Attribuito tradizionalmente al B. è il Martirio di s. Andrea nella chiesa di S. Agostino a Reggio Emilia, che può essere datato tra la fine del 1655 e gli inizi del 1656. Circa l'attività del pittore a Reggio Emilia, gli si possono assegnare i due affreschi con Elia sul carro di fuoco e il Profeta Abacuc trasportato da un angelo nell'ala nuova del palazzo vescovile, che fu fatta costruire tra il 1651 e 1654 da quello stesso cardinale Rinaldo d'Este presso il quale il B. era stato a Roma.
Tra le opere disperse si ricordano, a Modena: S. Eufemia con i leoni, già nella chiesa dedicata alla santa; S. Lodovico e s. Casimiro in adorazione della Vergine, già nella chiesa di S. Marco evangelista; S. Eligio,s. Geminiano e la beata Vergine, già nella chiesa dei Ss. Giacomo e Filippo; gli affreschi del palazzo ducale (questi ultimi descritti nell'Inventario riportato dal Venturi, 1883); inoltre, l'Assedio di Valenza già nel palazzo di Sassuolo.
Del pittore sono rimaste, a Modena, solo tre tele: il Transito di s. Giuseppe, assai deteriorato, che è tuttora nella chiesa di S. Bartolomeo; la copia (1659) della Madonna di S. Sebastiano del Correggio, ora nella chiesa di S. Maria della Pomposa; il Guerriero con cavallo della Galleria Estense. Numerosi disegni (conservati nella Galleria Estense di Modena) gli si possono attribuire sulla scorta di un inventario compilato nel 1751 già citato nel Campori (cfr.

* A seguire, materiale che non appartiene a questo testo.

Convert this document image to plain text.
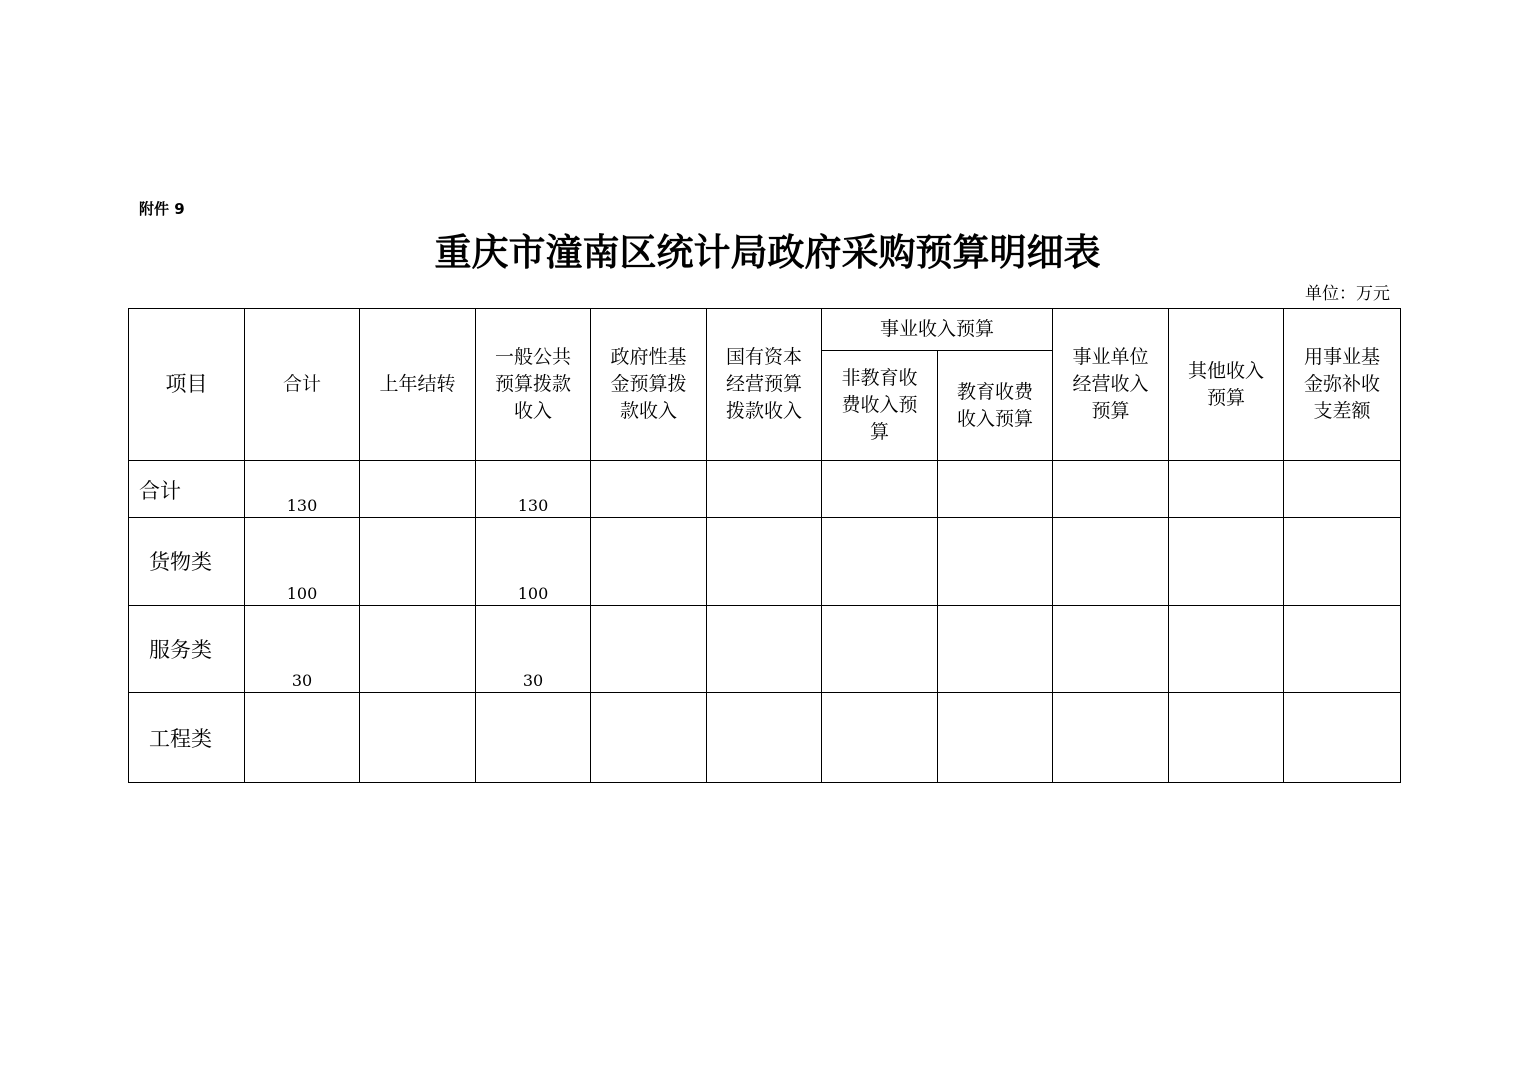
附件 9
重庆市潼南区统计局政府采购预算明细表
单位：万元
项目	合计	上年结转	一般公共预算拨款收入	政府性基金预算拨款收入	国有资本经营预算拨款收入	事业收入预算		事业单位经营收入预算	其他收入预算	用事业基金弥补收支差额

						非教育收费收入预算	教育收费收入预算			

合计	130		130							
货物类	100		100							
服务类	30		30							
工程类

Pirondini, p. 91 s.).
Il B. fece testamento a Modena il 21 luglio 1660, lasciando erede universale suo nipote Olivier Dauphin (Pirondini, p. 95 nota 1): tra i testimoni erano G. G. Monti, che già era stato suo collaboratore a Sassuolo, e Sigismondo Caula, il suo migliore allievo.
Morì tre giorni dopo, il 21 luglio 1660.
Fonti e Bibl.: Lo studio di M. Pirondini., G. B., Modena 1969 (estr. dalla rivista Modena, nov. 1969), contiene una completa bibliografia e la trascrizione delle fonti. Ci limitiamo qui a elencare quelle voci che vengono citate all'interno del testo: Modena, Bibl. Estense, R. 9. 16: A. M. Lazzarelli, Pitture delle chiese di Modena, ms. [1714], pp. 19, 72, 77, 93, 243; Archivio di Stato di Modena, Arch. per Materia,Arti belle,Cose d'arte, cass. 19/2: Descrizione delle cose notabili di Sassuolo fatta l'anno 1724; G. F. Pagani, Lepitture e sculture di Modena, Modena 1770, pp. 19, 25, 67 s., 89, 104, 110, 117, 172, 198; P. Donati, Descrizione della città di Parma, Parma 1824, p. 97 (gli attribuisce i dipinti che ornavano la sala d'armi del collegio di S. Caterina detto dei Nobili, distrutti nel 1844); C. C. Malvasia, Felsina Pittrice, II, Bologna 1841, p. 24; G. Campori, Gli artisti ital. e stranieri negli Stati estensi, Modena 1855, p. 94; A. Venturi, La regia galleria estense..., Modena 1883, p. 404; Id., Affreschi nella delizia estense di Sassuolo, in L'Arte, XX (1917), pp. 65 s.; A. Piccinini, Guida di Reggio nell'Emilia, Reggio Emilia, 1931, pp. 18, 22, 24, 61, 185; U. Thieme-F. Becker, Künstlerlexikon, IV, p. 446.